SYNOPSIS:
A woman show found footage of the days leading up to her son’s disappearance in hopes to find out what happened the night he never came home.
REVIEW:
Director: Jordan Kantola
Starring: Clayton Miles, J.T. Taylor, Jodan Kantola
This movie opens with a mother sitting on a couch preparing to alarm viewers with the discovery of footage that shows what her son was doing the days leading up to his vanishing without a trace. She is desperate for answers and breaks down crying as the footage begins.
Kyle (Clayton Miles) is a film student who is being films for a documentary by Ju (JuYong Deems). Kyle shows off his room and workstation where he is working on some wedding edits all while being yelled for off screen by his mom to do chores. Enter Kyle’s friend RJ (J.T. Taylor) who Kyle keeps saying over and over to leave his computer alone because apparently RJ doesn’t do anything. RJ isn’t sure about the whole documentary filming that is going on and JU promises to edit out any scenes with RJ.

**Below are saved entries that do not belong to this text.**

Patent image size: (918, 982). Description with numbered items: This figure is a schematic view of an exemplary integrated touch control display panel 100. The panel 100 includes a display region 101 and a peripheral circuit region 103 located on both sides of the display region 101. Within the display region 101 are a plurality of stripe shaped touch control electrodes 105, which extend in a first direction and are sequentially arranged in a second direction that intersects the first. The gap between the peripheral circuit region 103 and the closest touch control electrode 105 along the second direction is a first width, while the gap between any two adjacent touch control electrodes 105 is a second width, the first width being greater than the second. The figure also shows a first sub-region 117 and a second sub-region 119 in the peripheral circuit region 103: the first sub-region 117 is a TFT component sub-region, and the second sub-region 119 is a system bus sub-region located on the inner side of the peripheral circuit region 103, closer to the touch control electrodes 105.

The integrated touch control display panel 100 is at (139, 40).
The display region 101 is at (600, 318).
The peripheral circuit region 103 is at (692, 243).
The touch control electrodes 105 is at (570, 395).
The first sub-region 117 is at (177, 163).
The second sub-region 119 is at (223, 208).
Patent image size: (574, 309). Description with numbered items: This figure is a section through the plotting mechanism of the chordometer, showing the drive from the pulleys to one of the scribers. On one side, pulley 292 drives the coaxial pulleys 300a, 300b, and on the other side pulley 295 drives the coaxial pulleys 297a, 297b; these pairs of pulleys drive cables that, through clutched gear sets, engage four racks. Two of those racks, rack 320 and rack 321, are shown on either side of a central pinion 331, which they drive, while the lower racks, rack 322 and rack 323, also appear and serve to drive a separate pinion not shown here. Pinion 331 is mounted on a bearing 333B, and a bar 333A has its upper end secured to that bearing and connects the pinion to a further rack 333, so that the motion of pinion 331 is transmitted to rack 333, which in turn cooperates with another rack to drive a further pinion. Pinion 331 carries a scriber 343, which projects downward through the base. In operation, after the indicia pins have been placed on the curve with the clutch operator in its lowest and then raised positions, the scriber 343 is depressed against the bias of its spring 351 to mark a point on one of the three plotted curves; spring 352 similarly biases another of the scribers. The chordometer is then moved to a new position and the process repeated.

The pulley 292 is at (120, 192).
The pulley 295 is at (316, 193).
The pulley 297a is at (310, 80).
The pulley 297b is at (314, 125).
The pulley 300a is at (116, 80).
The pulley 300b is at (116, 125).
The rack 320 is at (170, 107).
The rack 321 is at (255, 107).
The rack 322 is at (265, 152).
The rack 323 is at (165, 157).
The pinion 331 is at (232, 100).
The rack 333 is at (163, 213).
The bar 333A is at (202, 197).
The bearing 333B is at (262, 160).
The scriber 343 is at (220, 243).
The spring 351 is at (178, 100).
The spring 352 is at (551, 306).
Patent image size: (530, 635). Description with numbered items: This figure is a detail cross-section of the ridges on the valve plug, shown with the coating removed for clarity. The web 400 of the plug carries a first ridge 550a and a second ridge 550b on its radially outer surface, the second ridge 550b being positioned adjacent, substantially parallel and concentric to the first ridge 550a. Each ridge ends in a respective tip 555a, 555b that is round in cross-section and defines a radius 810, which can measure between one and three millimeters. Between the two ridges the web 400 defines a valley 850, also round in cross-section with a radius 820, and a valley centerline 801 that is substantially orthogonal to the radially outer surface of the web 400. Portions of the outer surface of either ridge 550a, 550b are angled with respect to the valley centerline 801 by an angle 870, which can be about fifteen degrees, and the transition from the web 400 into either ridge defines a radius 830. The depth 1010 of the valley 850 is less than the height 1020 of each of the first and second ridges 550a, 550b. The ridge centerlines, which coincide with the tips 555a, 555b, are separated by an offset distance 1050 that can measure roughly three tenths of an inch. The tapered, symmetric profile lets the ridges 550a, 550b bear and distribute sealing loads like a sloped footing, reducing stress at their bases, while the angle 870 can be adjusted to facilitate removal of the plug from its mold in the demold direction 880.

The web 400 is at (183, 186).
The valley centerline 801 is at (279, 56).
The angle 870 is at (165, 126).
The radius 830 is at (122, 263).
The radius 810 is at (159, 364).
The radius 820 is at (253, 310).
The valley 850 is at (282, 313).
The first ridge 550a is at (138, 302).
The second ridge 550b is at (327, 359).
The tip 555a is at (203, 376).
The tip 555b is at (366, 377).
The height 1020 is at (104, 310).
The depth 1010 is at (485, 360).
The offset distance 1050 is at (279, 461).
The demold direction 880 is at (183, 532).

The two then go meet another friend, pot-head Micky (Jordan Kantola). They tell Micky that Ju is their new choreographer so not to freak him out.
Eventually the whole group meets up with Britney (Ane Marie Hodder) who takes them to an old farmhouse where apparently some seventy years prior, the infamous “Moorland murders” took place and the farmhouse is said to still be haunted. The group now wants to film footage at the house in order to try and prove that the haunting actually is in fact happening there.
After setting up shop, Ju finds a mysterious opening in the house and describes the room as a “torture” chamber, even tho we can’t really see anything. After hearing strange scratching noises, Kyle decides to crawl into said room with a small camera and see if there’s anything there. After seeing some writing scratched into the wall, things go bad for Kyle as he is apparently attacked by some mysterious force. The others manage to pull Kyle out before anything worse happened to him and the group decides to leave.
Kyle wants to go back but RJ won’t have anything to do with it and leaves. Kyle convinces Micky and Britney to go back and do a séance to lure the spirit out which leads to worse things as the spirit possesses Mickey and nearly kills him. Now the group must save Micky’s soul before he is lost forever to the malevolent demon that has taken up residence inside his body.
Another found footage movie which not only is blasé now, but they hit on a subject that has been done to death a la, demon possession. There is absolutely nothing new in this movie which already makes it hard to get good reviews on, and that is only one of the many many things that are wrong with this movie.
We can start off with the acting, which is nearly non-existent. The actors in this movie seem like they are reading from cue cards and have about as much realistic emotion as Data from Star Trek: The Next Generation.
They over act when there is drama to be had, and during the slow parts they are as interesting as a wet mop. This brings me to the pace of the movie; which, I understand as a found footage movie there will be a slow beginning; however, in this film, it takes nearly an hour and nineteen minutes for anything remotely interesting to happen. The plot seems a little off to me. At the beginning we focus on Kyle’s mom as the distraught parent of a missing son, and at the end of the film there is the sound of news footage over the credits talking about the missing people, but what about Micky?? Why are they not focused on what they did see on camera? They saw a possession and the only thing they care about is where the missing people are. I can tell you if I was alive after something like that, you wouldn’t find me in the same state!
Anyway, Moorland is a movie to watch if you have exhausted all other movies. Otherwise, there are a plethora of decent, to good found footage movies to pick from.